Gesellschaftlich positive Wirkungen, auf Neudeutsch „ESG-Impact“, zu erzeugen, wird immer mehr als der zentrale Grund für nachhaltige Anlagen postuliert und ist zentraler Eckpfeiler der Sustainable-Finance-Strategie von EU-Kommission und EU-Parlament. Immer mehr aus dem Blickfeld rückt dabei, dass seit Dekaden nachhaltige Anlagen von einer Ethik des „guten Gewissens“ und weniger von einer Wirkungsethik angetrieben werden.

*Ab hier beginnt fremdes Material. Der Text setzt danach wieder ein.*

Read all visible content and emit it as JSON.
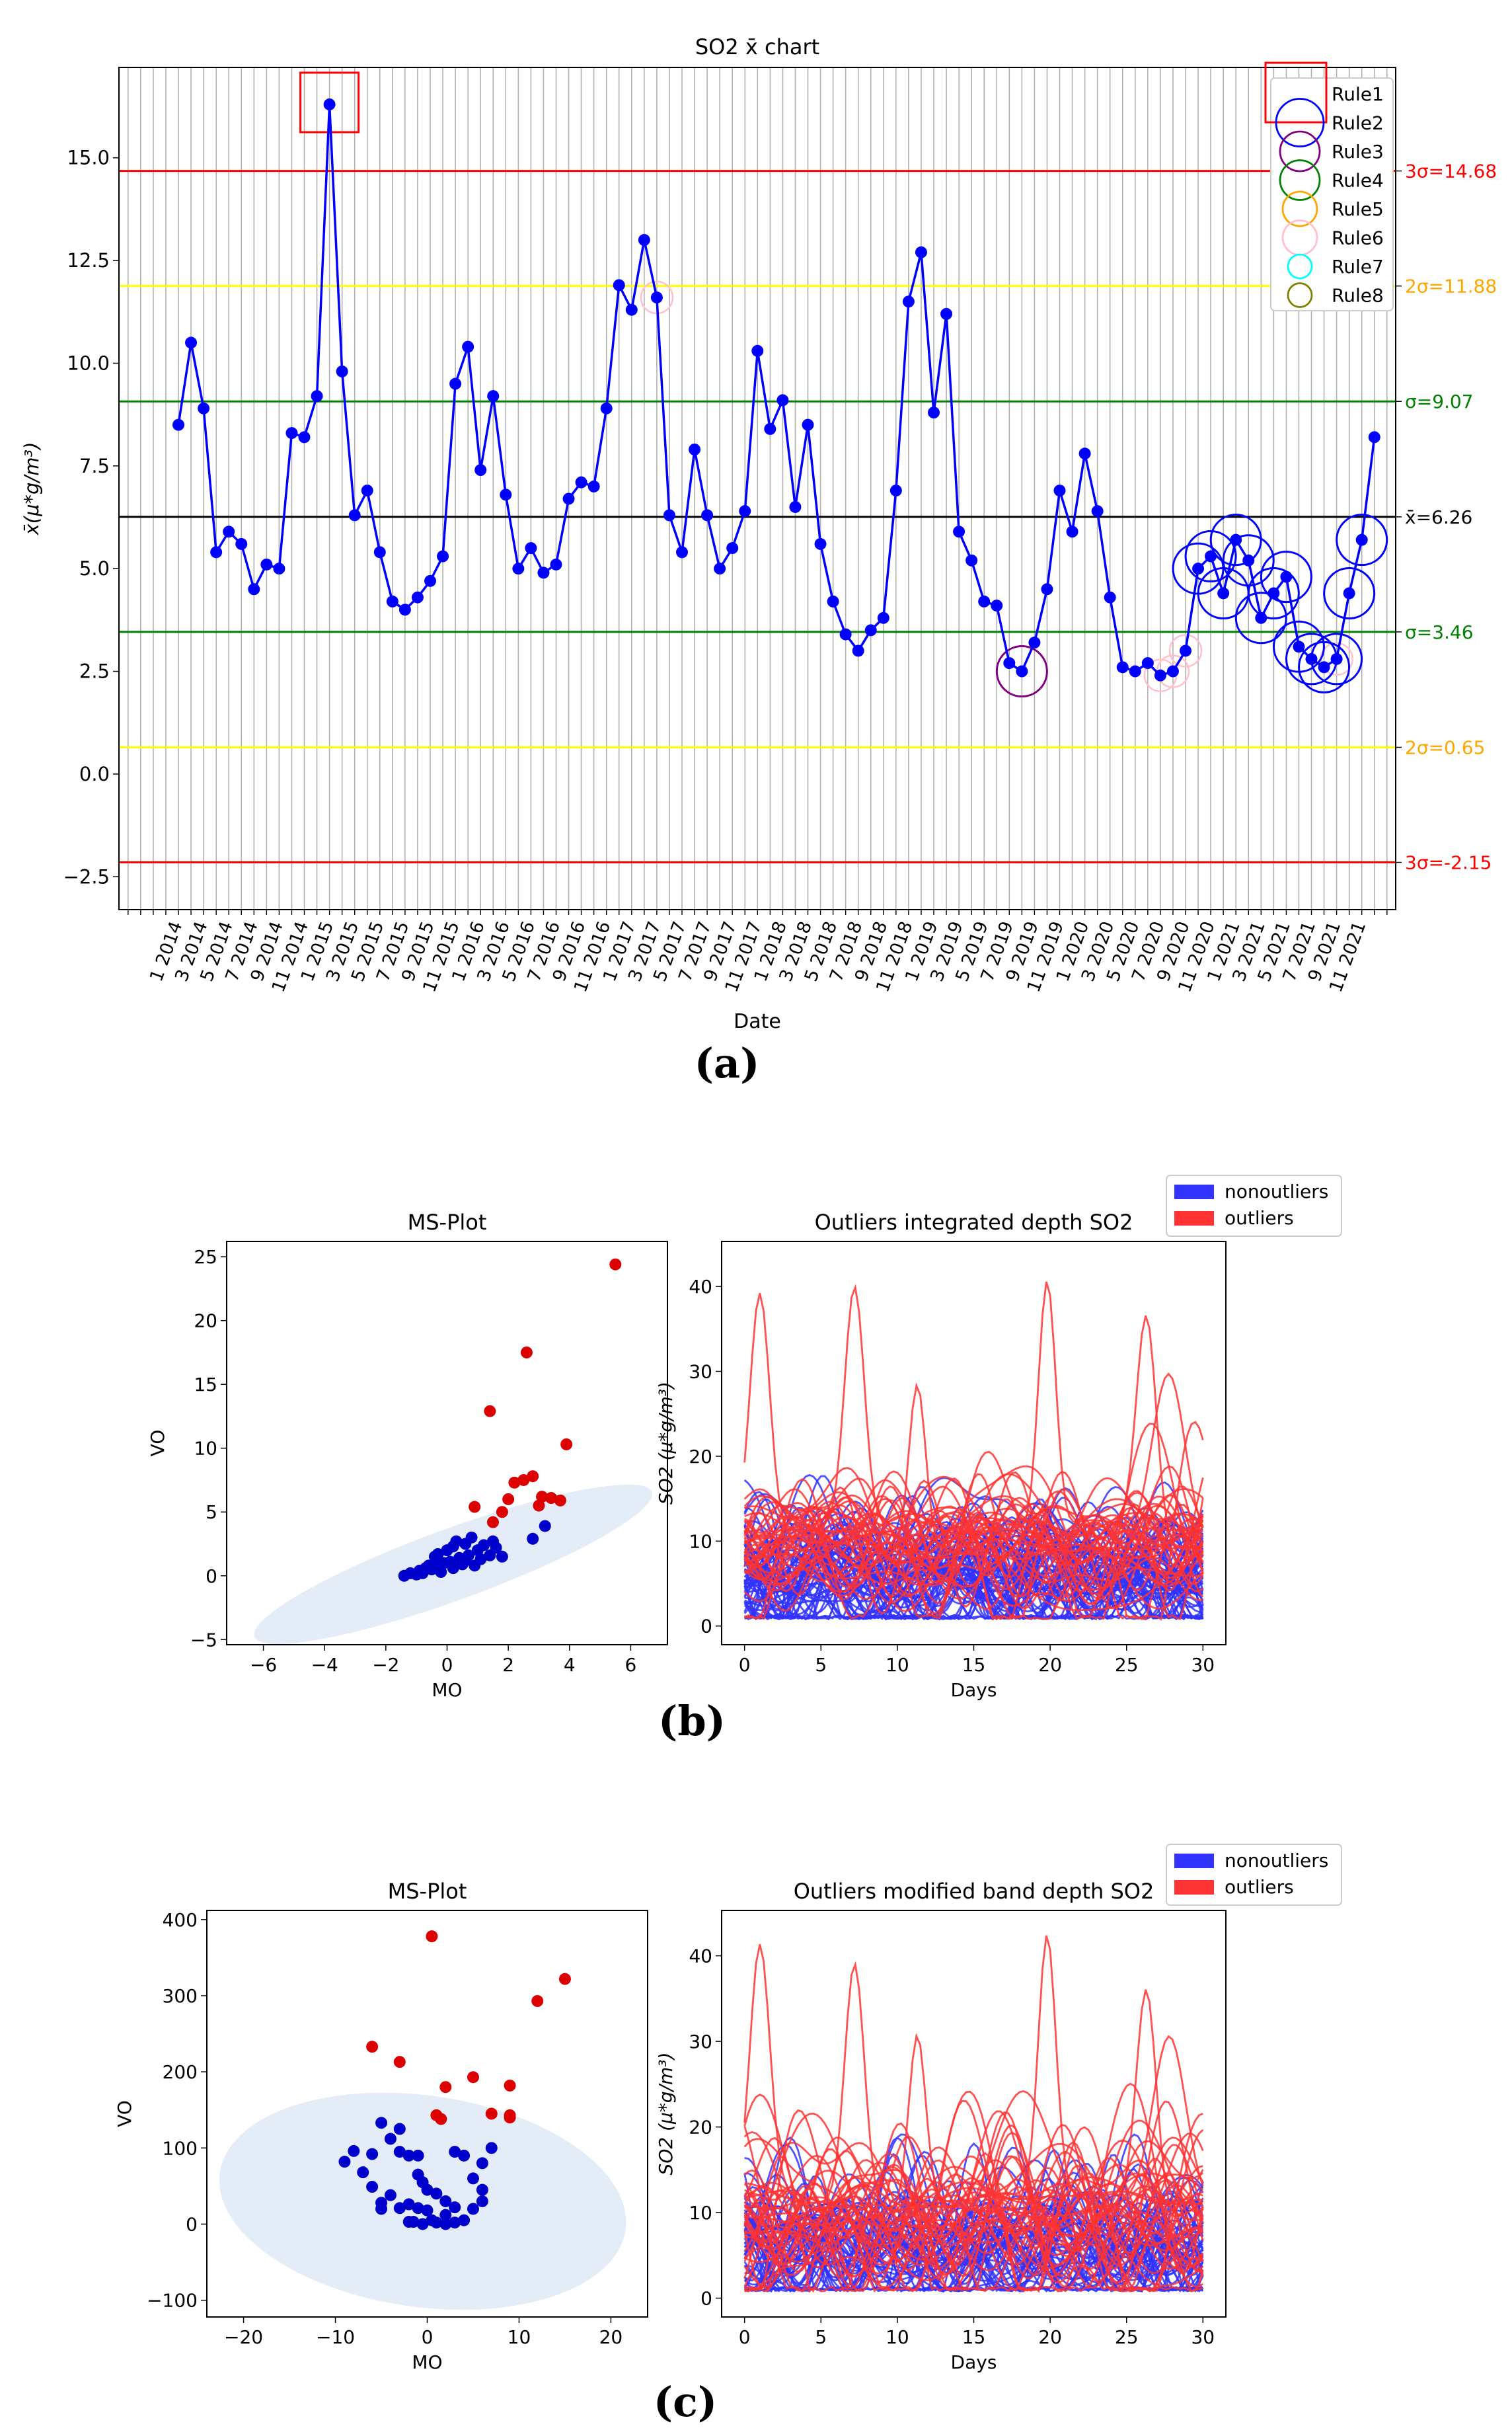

So verführerisch die Vorstellung eines ESG-Impacts ist, bisherige wissenschaftliche Studien können unter anderem aufgrund der komplexen und noch nicht hinreichend verstandenen Übertragungswege vom Finanz- in den Realsektor nicht mit Bestimmtheit sagen, wie schnell, in welchem Umfang, in welchen Regionen und mit welcher Treffsicherheit grünes Geld zum Beispiel Treibhausgasemissionen senken oder Arbeitnehmerrechte in Lieferketten sichern kann. Studien wie die für den Verbraucherzentrale Bundesverband oder von einer durch die Goethe-Universität angeführten Forschergruppe nähren Zweifel an politisch erhofften, durchschlagenden positiven Wirkungen von Sustainable Finance, respektive grünen Geldanlagen.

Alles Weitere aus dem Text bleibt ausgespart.